Mais, selon Fabien Calvo, "les industriels font tout pour ne pas s'intéresser à ce médicament, qui ne coûte rien. Ce serait le rôle des agences d'Etat de promouvoir et de financer ce type d'études, à l'échelon international". Il l'assure : "L'Institut national du cancer va réunir, en 2014, un groupe d'experts indépendants pour réanalyser l'ensemble des publications scientifiques sur l'utilisation de l'aspirine en prévention des cancers et des métastases."
La mobilisation internationale se précise. "Le groupe d'experts le plus reconnu pour les recommandations médicales aux Etats-Unis, le US Preventive Services Task Force, va bientôt examiner l'intérêt de l'aspirine dans la prévention du cancer colorectal", indique Eric Jacobs.
Mais les choses sont loin d'être tranchées. En septembre, une étude anglaise était publiée dans Health Technology Assessment. Après une sélection rigoureuse des essais randomisés et des méta-analyses publiées de 2008 à 2012, les auteurs en ont retenu 27. L'analyse groupée montre, après cinq ans sous aspirine, une baisse de 18 % de la mortalité par cancers, ainsi qu'une baisse de 34 % de l'incidence du cancer colorectal. Les effets absolus sont moins enthousiasmants.

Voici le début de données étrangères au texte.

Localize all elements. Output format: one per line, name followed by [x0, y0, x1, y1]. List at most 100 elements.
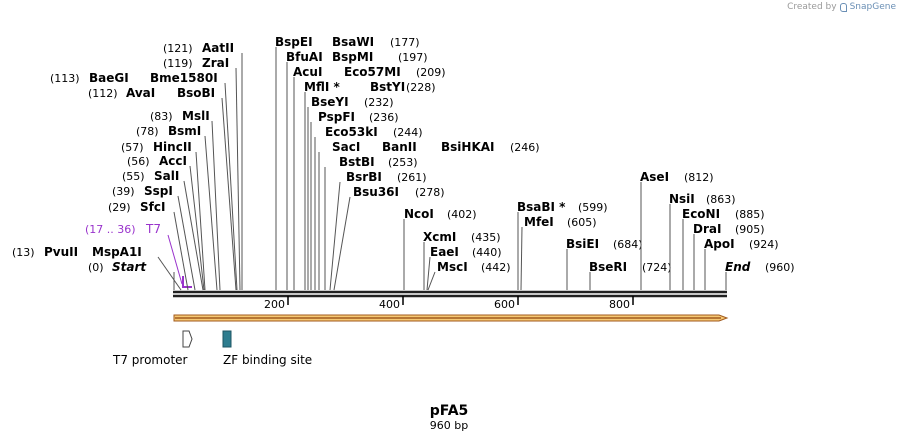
enzyme-site[interactable]: XcmI (435): [423, 230, 501, 290]
enzyme-site[interactable]: EaeI (440): [426, 245, 502, 291]
site-leader: [235, 67, 241, 291]
site-leader: [189, 165, 205, 291]
snapgene-logo-icon: [839, 2, 847, 12]
enzyme-site[interactable]: BseRI (724): [589, 260, 672, 290]
site-position: (261): [397, 171, 427, 184]
enzyme-site[interactable]: (55) SalI: [122, 169, 204, 291]
enzyme-site[interactable]: SacI BanII BsiHKAI (246): [318, 140, 540, 290]
site-name: SacI: [332, 140, 360, 154]
site-position: (724): [642, 261, 672, 274]
enzyme-site[interactable]: (119) ZraI: [163, 56, 241, 291]
site-name: DraI: [693, 222, 721, 236]
enzyme-site[interactable]: BstBI (253): [324, 155, 418, 290]
enzyme-site[interactable]: BsiEI (684): [566, 237, 643, 290]
enzyme-site[interactable]: (13) PvuII MspA1I: [12, 245, 182, 291]
site-name: EaeI: [430, 245, 459, 259]
enzyme-site[interactable]: BseYI (232): [307, 95, 394, 290]
enzyme-site[interactable]: AcuI Eco57MI (209): [293, 65, 446, 290]
enzyme-site[interactable]: (29) SfcI: [108, 200, 189, 291]
site-position: (55): [122, 170, 145, 183]
site-name: PspFI: [318, 110, 355, 124]
primer-t7[interactable]: (17 .. 36) T7: [85, 222, 192, 288]
enzyme-site[interactable]: MscI (442): [427, 260, 511, 291]
site-leader: [183, 180, 204, 291]
site-leader: [157, 256, 182, 291]
primer-leader: [167, 234, 183, 285]
enzyme-site[interactable]: ApoI (924): [704, 237, 779, 290]
enzyme-site[interactable]: MflI * BstYI (228): [304, 80, 436, 290]
enzyme-site[interactable]: (78) BsmI: [136, 124, 218, 291]
enzyme-site[interactable]: PspFI (236): [310, 110, 399, 290]
enzyme-site[interactable]: BsaBI * (599): [517, 200, 608, 290]
site-leader: [173, 211, 189, 291]
site-name: BsaBI *: [517, 200, 566, 214]
site-position: (209): [416, 66, 446, 79]
site-position: (113): [50, 72, 80, 85]
site-position: (905): [735, 223, 765, 236]
site-name: MfeI: [524, 215, 554, 229]
site-name: SfcI: [140, 200, 165, 214]
site-name: Eco53kI: [325, 125, 378, 139]
site-position: (57): [121, 141, 144, 154]
enzyme-site[interactable]: (57) HincII: [121, 140, 206, 291]
enzyme-site[interactable]: (0) Start: [88, 260, 175, 290]
site-position: (39): [112, 185, 135, 198]
site-position: (924): [749, 238, 779, 251]
site-name: BaeGI: [89, 71, 129, 85]
axis-tick-label: 200: [264, 298, 285, 311]
site-leader: [333, 196, 351, 291]
enzyme-site[interactable]: DraI (905): [693, 222, 765, 290]
site-name: AseI: [640, 170, 669, 184]
t7-promoter-icon[interactable]: [182, 330, 193, 348]
site-name: MscI: [437, 260, 468, 274]
site-leader: [426, 256, 431, 291]
site-name-2: BanII: [382, 140, 417, 154]
snapgene-credit: Created by SnapGene: [787, 2, 896, 12]
site-name: BfuAI: [286, 50, 323, 64]
enzyme-site[interactable]: Bsu36I (278): [333, 185, 445, 291]
enzyme-site[interactable]: EcoNI (885): [682, 207, 765, 290]
site-name: AcuI: [293, 65, 322, 79]
site-name: AvaI: [126, 86, 155, 100]
enzyme-site[interactable]: (56) AccI: [127, 154, 205, 291]
site-name: NcoI: [404, 207, 434, 221]
site-position: (29): [108, 201, 131, 214]
axis-tick-label: 400: [379, 298, 400, 311]
enzyme-site[interactable]: NcoI (402): [403, 207, 477, 290]
primer-range: (17 .. 36): [85, 223, 136, 236]
enzyme-site[interactable]: NsiI (863): [669, 192, 736, 290]
site-position: (0): [88, 261, 104, 274]
site-position: (236): [369, 111, 399, 124]
zf-binding-site-icon[interactable]: [222, 330, 232, 348]
site-name: Start: [112, 260, 147, 274]
site-position: (599): [578, 201, 608, 214]
enzyme-site[interactable]: AseI (812): [640, 170, 714, 290]
site-name: BspEI: [275, 35, 313, 49]
enzyme-site[interactable]: BsrBI (261): [329, 170, 427, 291]
site-position: (402): [447, 208, 477, 221]
site-name-2: BsoBI: [177, 86, 215, 100]
enzyme-site[interactable]: (113) BaeGI Bme1580I: [50, 71, 238, 291]
site-name: BsiEI: [566, 237, 599, 251]
site-leader: [177, 195, 196, 291]
enzyme-site[interactable]: (121) AatII: [163, 41, 243, 290]
enzyme-site[interactable]: End (960): [725, 260, 795, 290]
feature-label-zf-binding-site: ZF binding site: [223, 353, 312, 367]
enzyme-site[interactable]: Eco53kI (244): [314, 125, 423, 290]
site-position: (197): [398, 51, 428, 64]
axis-tick-label: 600: [494, 298, 515, 311]
site-name-2: BstYI: [370, 80, 405, 94]
enzyme-site[interactable]: (83) MslI: [150, 109, 221, 291]
site-position: (605): [567, 216, 597, 229]
enzyme-site[interactable]: (39) SspI: [112, 184, 196, 291]
enzyme-site[interactable]: BfuAI BspMI (197): [286, 50, 428, 290]
enzyme-site[interactable]: (112) AvaI BsoBI: [88, 86, 237, 291]
site-name: HincII: [153, 140, 192, 154]
enzyme-site[interactable]: MfeI (605): [520, 215, 597, 291]
sequence-length: 960 bp: [430, 419, 468, 432]
site-name-2: Bme1580I: [150, 71, 218, 85]
credit-prefix: Created by: [787, 2, 837, 12]
site-leader: [329, 181, 341, 291]
site-leader: [195, 151, 206, 291]
enzyme-site[interactable]: BspEI BsaWI (177): [275, 35, 420, 290]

"ON N'EN EST PAS ENCORE AU STADE DES RECOMMANDATIONS OFFICIELLES !"
"Pour 100 000 patients traités par an, l'aspirine permet une réduction de 33 à 46 décès de toutes causes, de 60 à 84 accidents cardio-vasculaires majeurs [en prévention primaire], et potentiellement de 34 décès par cancer colorectal, résument les auteurs. Elle provoque aussi 46 à 49 saignements majeurs et 8 à 10 hémorragies cérébrales." Ils concluent : "Plusieurs essais cliniques se termineront entre 2013 et 2019, qui pourraient clarifier l'étendue des bénéfices de l'aspirine dans la réduction de l'incidence des cancers et de la mortalité par cancer." "On n'en est pas encore au stade des recommandations officielles !", a réagi Fabien Calvo. Pourtant, admet-il, "les bénéfices absolus de l'aspirine, à plus long terme, sont sans doute supérieurs à ceux mesurés dans cette étude".

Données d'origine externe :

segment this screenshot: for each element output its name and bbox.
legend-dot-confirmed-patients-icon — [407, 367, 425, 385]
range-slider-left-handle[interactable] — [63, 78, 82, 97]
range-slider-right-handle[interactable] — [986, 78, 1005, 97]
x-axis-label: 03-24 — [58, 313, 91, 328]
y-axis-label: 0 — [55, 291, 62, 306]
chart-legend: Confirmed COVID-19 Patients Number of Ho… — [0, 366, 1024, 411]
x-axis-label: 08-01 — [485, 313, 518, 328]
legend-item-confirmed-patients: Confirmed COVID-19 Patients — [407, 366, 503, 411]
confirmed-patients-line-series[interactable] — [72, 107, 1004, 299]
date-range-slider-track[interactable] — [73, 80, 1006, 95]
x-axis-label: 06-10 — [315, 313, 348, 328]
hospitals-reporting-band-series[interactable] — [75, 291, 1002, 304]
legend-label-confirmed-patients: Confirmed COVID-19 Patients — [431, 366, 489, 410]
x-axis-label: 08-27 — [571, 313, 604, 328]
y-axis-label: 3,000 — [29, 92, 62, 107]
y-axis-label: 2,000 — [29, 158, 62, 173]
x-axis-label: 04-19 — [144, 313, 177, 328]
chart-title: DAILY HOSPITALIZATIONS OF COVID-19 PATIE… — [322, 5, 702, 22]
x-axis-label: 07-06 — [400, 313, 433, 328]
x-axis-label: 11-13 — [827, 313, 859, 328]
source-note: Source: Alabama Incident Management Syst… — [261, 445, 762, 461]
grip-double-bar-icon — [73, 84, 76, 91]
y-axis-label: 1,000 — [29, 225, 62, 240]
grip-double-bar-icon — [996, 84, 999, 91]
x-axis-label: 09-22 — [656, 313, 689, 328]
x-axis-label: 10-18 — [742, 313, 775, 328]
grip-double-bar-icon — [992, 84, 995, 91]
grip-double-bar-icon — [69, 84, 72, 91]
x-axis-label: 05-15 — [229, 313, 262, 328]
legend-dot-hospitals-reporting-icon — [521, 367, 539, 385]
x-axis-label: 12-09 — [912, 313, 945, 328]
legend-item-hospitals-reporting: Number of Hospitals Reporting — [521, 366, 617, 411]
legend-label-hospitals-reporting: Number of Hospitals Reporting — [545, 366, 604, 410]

L'espoir viendrait-il du développement de dérivés chimiques, qui feraient moins saigner tout en conservant les mêmes effets préventifs ? "Les démarches dans ce sens n'ont guère été concluantes, estime Peter Rothwell. Avant un traitement par l'aspirine, on attend davantage des essais pour éradiquer la bactérie Helicobacter pylori ", qui favorise les ulcères de l'estomac donc les saignements.
"RAPPORT BÉNÉFICE/RISQUE"
Dans un mini-sondage, nous avons demandé à quelques experts si, pour leur propre prévention, ils prenaient de faibles doses quotidiennes d'aspirine. Trois sur six ont déclaré se traiter, selon leurs facteurs de risque personnels. Mais Eric Jacobs avertit : "Les gens doivent prendre l'avis de leur médecin traitant car il peut, pour chaque patient, mesurer le rapport bénéfice/risque d'une prise régulière d'aspirine à faibles doses. C'est une approche au cas par cas."

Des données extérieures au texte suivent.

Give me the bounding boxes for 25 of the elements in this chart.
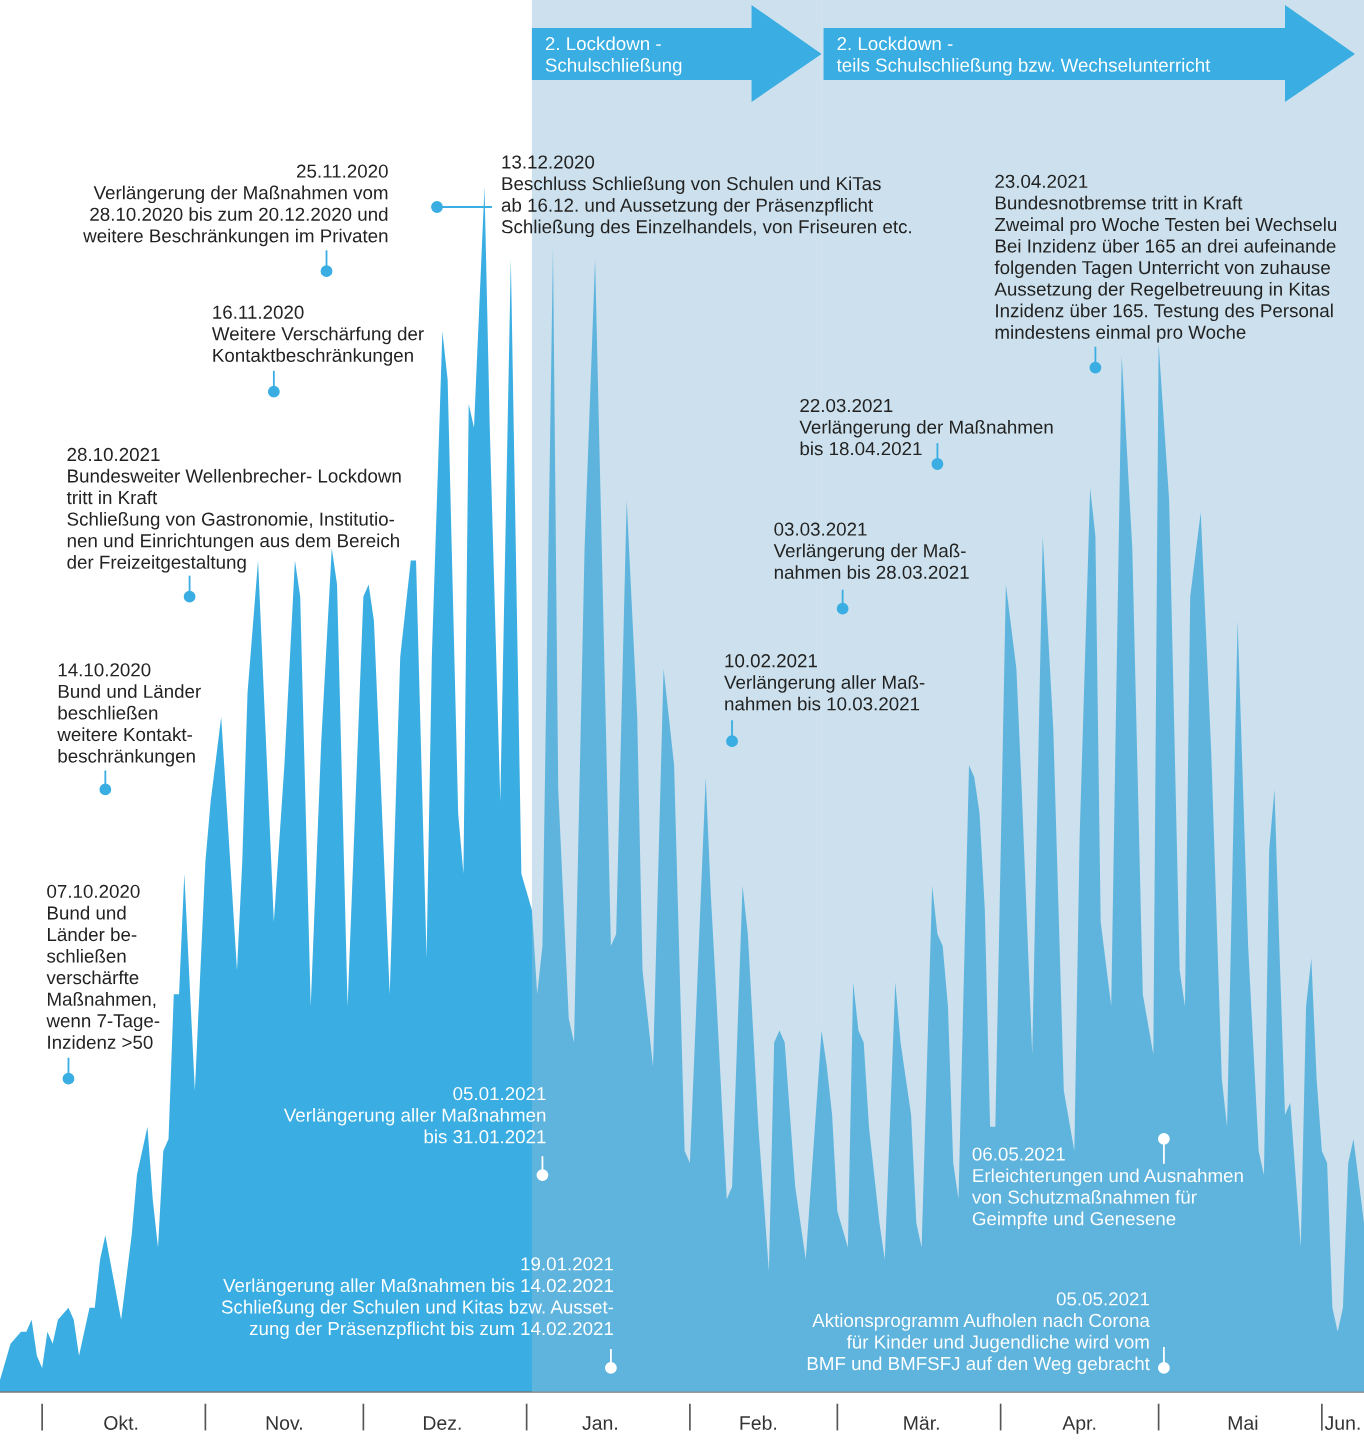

"L'aspirine n'est pas autorisée en prévention de certains cancers, ni par l'Agence du médicament américaine (FDA) ni par l'Agence européenne du médicament (EMA), insiste le professeur Gilles Bouvenot, de la Haute Autorité de santé (HAS). Par ailleurs, il pourrait être dangereux d'inciter la population entière à absorber quotidiennement de l'aspirine. Les patients qui en prennent en automédication ignorent le plus souvent son risque hémorragique. De plus, les interactions avec d'autres médicaments sont fréquentes." Pas d'automédication sauvage : l'aspirine mérite mieux que d'être traitée comme une poudre de perlimpinpin.